I haven’t read anything in the American Press about the political unrest in Argentina. America’s political narcissism is primary, and the outliers in South America hold no purchase on the crisis ridden Age of Trump.
Yet Macri’s exhumation of Neo-Liberalism and his bribing of Vulture Capitalist Paul Singer, as entree back into the World Economic family, seems to be in actual political trouble. The best the Financial Times can do, in the realm of an Argentine political ‘experts’, are Fernando Iglesias and Maria Victoria Murillo, an Argentine political scientist at Columbia University. Neither one a Peronist! And the perfect choices to give credence to the Financial Times’ Anti-Populist Party Line. The question arises what was the actual legacy of the 12 years of Kirchner government, provided here by teleSUR :
‘For Argentines, just as the 1980s are referred to as the “lost decade,” the 12 years of Kirchner government (four by the late Nestor Kirchner and eight by Cristina Fernandez de Kirchner) is now often called the “won decade.”
The Kirchner governments found success in systematically improving the everyday lives of Argentines. Social policies, such as subsidies, pension raises and unemployment benefits, went hand in hand with the improved economy, as well as the necessary and popular overhaul of Argentina’s judicial system after the murky history of human rights abuses committed with impunity.
Nestor Kirchner was also a key figure in the regional integration of Latin America.

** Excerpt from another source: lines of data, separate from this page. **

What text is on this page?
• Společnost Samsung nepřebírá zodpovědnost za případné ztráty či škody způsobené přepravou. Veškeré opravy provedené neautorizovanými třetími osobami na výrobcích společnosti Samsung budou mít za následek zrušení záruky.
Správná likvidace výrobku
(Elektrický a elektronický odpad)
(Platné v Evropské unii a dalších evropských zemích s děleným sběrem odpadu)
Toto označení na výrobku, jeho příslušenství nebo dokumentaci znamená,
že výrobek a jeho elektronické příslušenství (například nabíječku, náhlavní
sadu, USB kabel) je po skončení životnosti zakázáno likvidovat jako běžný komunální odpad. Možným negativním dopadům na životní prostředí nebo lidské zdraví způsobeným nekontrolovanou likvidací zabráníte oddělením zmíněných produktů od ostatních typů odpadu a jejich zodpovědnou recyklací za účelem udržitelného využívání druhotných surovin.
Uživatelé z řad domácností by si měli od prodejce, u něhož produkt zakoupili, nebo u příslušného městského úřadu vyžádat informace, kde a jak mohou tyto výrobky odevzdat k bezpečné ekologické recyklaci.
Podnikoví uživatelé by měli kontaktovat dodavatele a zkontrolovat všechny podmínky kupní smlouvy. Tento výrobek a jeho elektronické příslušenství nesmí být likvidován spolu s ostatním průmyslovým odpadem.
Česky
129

He was the leader who managed to restructure 93 percent of the country’s massive debt, Fernandez took the baton and heroically battled the remaining 7 percent demanding repayment, known as the vulture funds.’

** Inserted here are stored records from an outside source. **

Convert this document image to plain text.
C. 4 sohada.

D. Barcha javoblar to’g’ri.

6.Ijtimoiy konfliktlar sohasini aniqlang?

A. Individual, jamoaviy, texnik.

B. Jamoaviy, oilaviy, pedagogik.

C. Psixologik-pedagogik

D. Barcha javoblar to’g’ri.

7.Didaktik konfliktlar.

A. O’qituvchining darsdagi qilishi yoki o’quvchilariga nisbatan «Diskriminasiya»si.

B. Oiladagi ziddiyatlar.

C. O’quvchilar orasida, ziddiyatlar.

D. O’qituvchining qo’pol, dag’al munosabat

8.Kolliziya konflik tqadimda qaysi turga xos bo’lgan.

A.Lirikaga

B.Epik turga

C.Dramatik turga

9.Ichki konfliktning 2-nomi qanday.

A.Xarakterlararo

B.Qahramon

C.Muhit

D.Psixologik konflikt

Fernando Iglesias extemporizes on the theme of Peronist rabble rousing, indeed on the tradition of ‘coup-mongering’ in Argentina:
‘Even so, Fernando Iglesias, a writer and former congressman who supports the government, argues that this is Mr Macri’s “most difficult moment” so far.

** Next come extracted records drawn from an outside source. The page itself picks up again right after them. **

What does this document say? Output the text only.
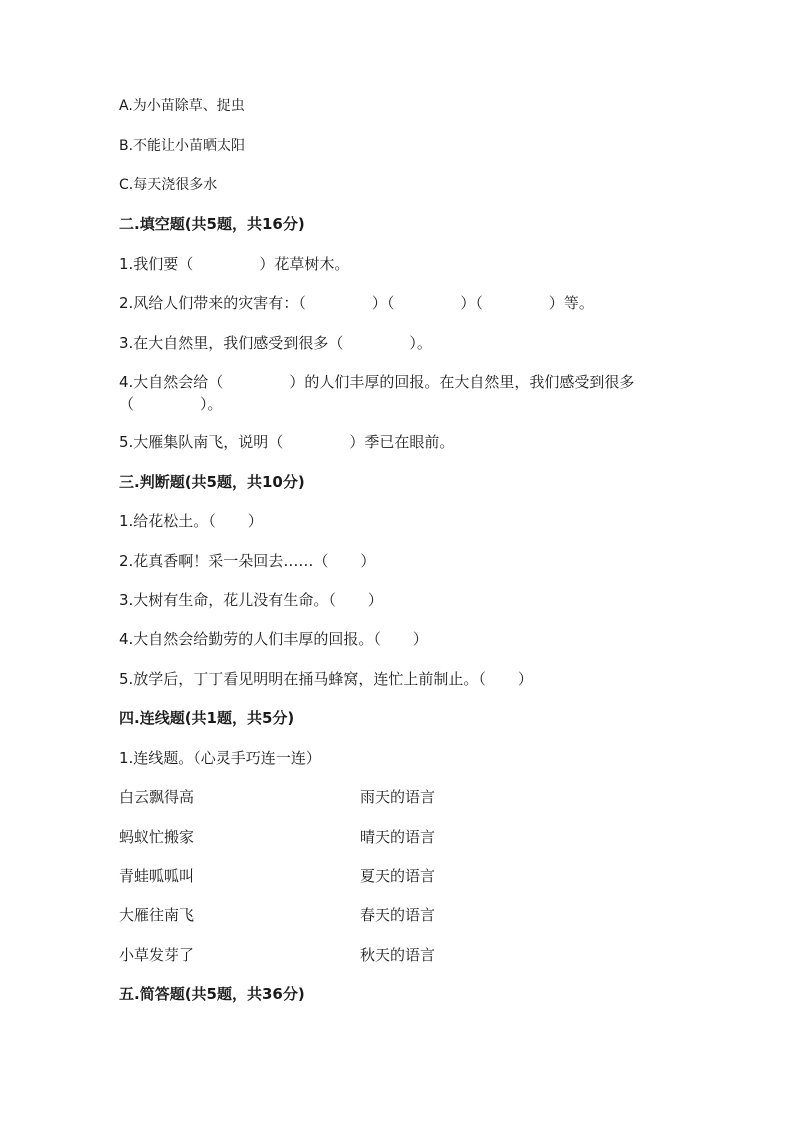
A.为小苗除草、捉虫
B.不能让小苗晒太阳
C.每天浇很多水
二.填空题(共5题，共16分)
1.我们要（	）花草树木。
2.风给人们带来的灾害有：（	）（	）（	）等。
3.在大自然里，我们感受到很多（	）。
4.大自然会给（	）的人们丰厚的回报。在大自然里，我们感受到很多
（	）。
5.大雁集队南飞，说明（	）季已在眼前。
三.判断题(共5题，共10分)
1.给花松土。（ ）
2.花真香啊！采一朵回去……（ ）
3.大树有生命，花儿没有生命。（ ）
4.大自然会给勤劳的人们丰厚的回报。（ ）
5.放学后，丁丁看见明明在捅马蜂窝，连忙上前制止。（ ）
四.连线题(共1题，共5分)
1.连线题。（心灵手巧连一连）
白云飘得高	雨天的语言
蚂蚁忙搬家	晴天的语言
青蛙呱呱叫	夏天的语言
大雁往南飞	春天的语言
小草发芽了	秋天的语言
五.简答题(共5题，共36分)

“People still don’t have money in their pockets, and of course the Peronist opposition is taking advantage of this with strikes, demonstrations and roadblocks . . . There is a long history of coup-mongering in Argentina,” warns Mr Iglesias, pointing to the failure of all non-Peronist governments to complete their electoral mandates since the return of democracy in 1983.
“The Peronists know that if the country recovers they will never return to power. The stakes couldn’t be higher, so they are going all in,” adds Mr Iglesias. Indeed, many senior figures from the previous government face corruption charges, including Ms Fernández herself, who is due to stand trial soon for the first of various cases against her.’
What the reader gets near the end of this extended apologetic on behalf of the Neo-Liberalism of Macri, is this collection of data, that should have mollified even the most ardent Populist? This notion is in the realm of the chatter of the technocrat.
‘Officials complain that the timing of the general strike makes no sense. Despite a 2.3 per cent decline in gross domestic product overall in 2016, in the third and fourth quarters the economy grew by 0.1 per cent and 0.5 per cent respectively compared to the previous quarters. Since October, around 25,000 jobs are being created each month, say officials.’
What is more than compelling in terms of argument is Maria Victoria Murillo’s comment that at first attempts to trivialize the strikes as:
‘…argues that the general strike is “not a big deal” and is “nothing new.” She explains that the leaders of Argentina’s fragmented trade unions need to flex their muscles from time to time to maintain support among the grass roots.’
And then she asserts that:
“It may have an impact on the margins, but ultimately the election will be decided by the economy,” says Ms Murillo. “Unless they can solve that, they are toast — the rest is decoration.”
Mr. Macri’s success is dependent on an electorate that is, to say the least, unhappy with his expression of Austerity, that is one of the central tenets of the Neo-Liberal Dispensation, dubbed ‘Reform’ by its acolytes. It would have been the wiser course, to have offered to Argentina what Macron is offering to the French electorate: Neo-Liberalism with a Human Face, e.g.:
‘The candidate’s recently announced programme is thus a careful balancing act between progressive ideals of social solidarity and conservative aspirations to entrepreneurship and order: it includes a raft of liberal economic proposals, such as cutting public expenditure, reducing the number of civil servants, unifying the pension system, and introducing greater flexibility in the labour market. But it also contains socially progressive measures, such as increasing the number of teachers, offering additional resources to schools in disadvantaged areas, promoting greater equality between the sexes, protecting those on short-term employment contracts, abolishing the residence tax for 80 per cent of the population, and offering a “Culture Pass” of €500 to all eighteen-year-olds – a concrete affirmation of Macron’s republican belief that education and learning are “the apprenticeship of freedom”.
The metaphor is revealing, for at the heart of Macron’s vision lies the promise of an “enterprising and ambitious France”. His conception of the good life is that of an optimistic, cosmopolitan and socially conscious modernizer: committed to the transformation of the French economy, and releasing business from the burdens of high taxation and over-regulation, but also aware (not least as a child of the provinces) that the market alone cannot produce equal opportunities for all citizens, and that state intervention is often indispensable.’